E antecipamos uma boa notícia: a questão, super polêmica, foi uniformizada - por maioria - em favor dos segurados!
Vamos à questão.
Imagine que Sr. João chega ao seu escritório com a seguinte situação:
- Recolheu normalmente até 2010, somando até então, digamos, 27 anos de tempo de contribuição;
- Ficou em gozo de benefício por incapacidade por 7 anos (auxílio-doença ou aposentadoria por invalidez) de 2011 a 2018, quando então o benefício foi cessado;
Primeiramente, se João não voltou a recolher depois da cessação do benefício por incapacidade em 2018, nós sabemos que este intervalo de benefício por incapacidade não pode ser computado nem para fins de tempo de contribuição e nem de carência; é que, durante este intervalo, não existem recolhimentos previdenciários.
Contudo, a regra do art. 55, inc. II da Lei 8.213/91, prevê que este período pode ser considerado para fins de tempo de contribuição desde que intercalado com outras contribuições:
Art. 55. O tempo de serviço será comprovado na forma estabelecida no Regulamento, compreendendo, além do correspondente às atividades de qualquer das categorias de segurados de que trata o art. 11 desta Lei, mesmo que anterior à perda da qualidade de segurado:
(...)
II - o tempo intercalado em que esteve em gozo de auxílio-doença ou aposentadoria por invalidez;
Definir exatamente o que constituiu o intercalado não é o objetivo deste artigo; adiantamos que há entendimentos favoráveis na jurisprudência de que bastaria um único recolhimento mensal, mesmo que na condição de segurado facultativo, para configurar o tempo intercalado e permitir que os 7 anos de benefício por incapacidade nosso exemplo possam contar como tempo de contribuição e carência!
Contudo, isto é questão para outro artigo; afastando-se por um instante desta polêmica, vamos admitir que este segurado voltou a verter contribuições como segurado empregado em 2022.
Assim, é indiscutível (entendimento pacificado de longa data, pelo próprio STF e pela TNU - Súmula 73) que o período de 2011 a 2018 deve ser contado para fins de tempo de contribuição e carência, por força do já transcrito art. 55, inc. II da Lei 8.213/91.
Porém, a dúvida que se põe é a seguinte: este período de 2011 a 2018 pode ser contado para fins de tempo de contribuição e carência apenas a partir de 2022, quando houve então o recolhimento que o tornou tempo intercalado? Ou, alternativamente, este recolhimento feito em 2022, que o tornou tempo intercalado, retroage para os fins de tornar o período de 2011 a 2018 "intercalado" mesmo anteriormente, a qualquer tempo, permitindo, inclusive, que a análise de direito adquirido em, digamos, 13/11/2019 (data da Reforma da Previdência) o leve em consideração?

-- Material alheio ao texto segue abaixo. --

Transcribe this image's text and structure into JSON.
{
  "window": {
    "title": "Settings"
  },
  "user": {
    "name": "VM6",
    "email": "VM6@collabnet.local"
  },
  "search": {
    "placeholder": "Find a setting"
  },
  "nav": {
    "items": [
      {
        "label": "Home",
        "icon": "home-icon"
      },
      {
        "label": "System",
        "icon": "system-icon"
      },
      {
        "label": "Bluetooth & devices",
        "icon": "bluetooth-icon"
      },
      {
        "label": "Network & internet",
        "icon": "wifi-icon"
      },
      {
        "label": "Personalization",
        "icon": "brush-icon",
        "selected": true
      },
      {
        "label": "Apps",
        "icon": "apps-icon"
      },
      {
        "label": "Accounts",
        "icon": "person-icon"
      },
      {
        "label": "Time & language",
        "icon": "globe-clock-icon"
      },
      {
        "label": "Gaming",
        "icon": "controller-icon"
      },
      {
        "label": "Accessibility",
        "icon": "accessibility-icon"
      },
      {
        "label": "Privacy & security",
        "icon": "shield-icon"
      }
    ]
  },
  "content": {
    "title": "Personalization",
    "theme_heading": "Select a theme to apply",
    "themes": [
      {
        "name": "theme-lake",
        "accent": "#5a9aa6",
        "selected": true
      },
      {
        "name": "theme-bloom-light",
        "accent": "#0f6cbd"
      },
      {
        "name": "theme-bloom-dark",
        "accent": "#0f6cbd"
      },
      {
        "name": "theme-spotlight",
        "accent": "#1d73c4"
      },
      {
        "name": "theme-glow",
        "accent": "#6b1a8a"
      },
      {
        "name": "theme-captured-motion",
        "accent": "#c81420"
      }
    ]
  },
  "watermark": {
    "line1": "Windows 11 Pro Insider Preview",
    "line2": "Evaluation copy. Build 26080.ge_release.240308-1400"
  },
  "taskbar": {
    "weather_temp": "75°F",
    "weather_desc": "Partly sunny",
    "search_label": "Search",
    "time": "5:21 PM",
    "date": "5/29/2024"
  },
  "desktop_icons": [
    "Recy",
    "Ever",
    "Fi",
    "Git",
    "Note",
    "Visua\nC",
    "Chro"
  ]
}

Em termos mais técnicos, a dúvida pode ser redigida da seguinte forma:
O recolhimento que torna o período em gozo de benefício por incapacidade intercalado para os fins de permitir a sua contagem como tempo de contribuição e carência (art. 55, inc. II da Lei 8.213/91) tem efeito constitutivo, e portanto produz efeitos apenas dali em diante (ex nunc) ou tem efeito declaratório, produzindo efeitos também retroativos (ex tunc)?
As consequências práticas são enormes.
Acaso se entenda que este recolhimento que torna o período intercalado é constitutivo e, portanto, não retroage, a contagem do tempo de contribuição de João em 13/11/2019, data da Reforma da Previdência, é de 27 anos de tempo de contribuição. João, portanto, não tem direito à qualquer benefício previdenciário.
Por outro lado, acaso se entenda que este recolhimento tem natureza declaratória e, portanto, retroage, a contagem do tempo de contribuição de João em 13/11/2019, data da Reforma da Previdência, é de 35 anos de tempo de contribuição. João, portanto, tem direito adquirido à aposentadoria por tempo de contribuição integral, mesmo que o recolhimento que tornou o período de 2011 a 2018 intercalado tenha sido feito em 2022, ou seja, depois do marco temporal que estamos analisando o direito adquirido (13/11/2019).
Há fundamentos robustos para ambas as correntes. Tanto assim o é que o tema subiu para a TRU-4, ou seja, a Turma Regional de Uniformização de Jurisprudência, já que duas Turmas Recursais do TRF-4 tinham decidido de forma completamente distinta.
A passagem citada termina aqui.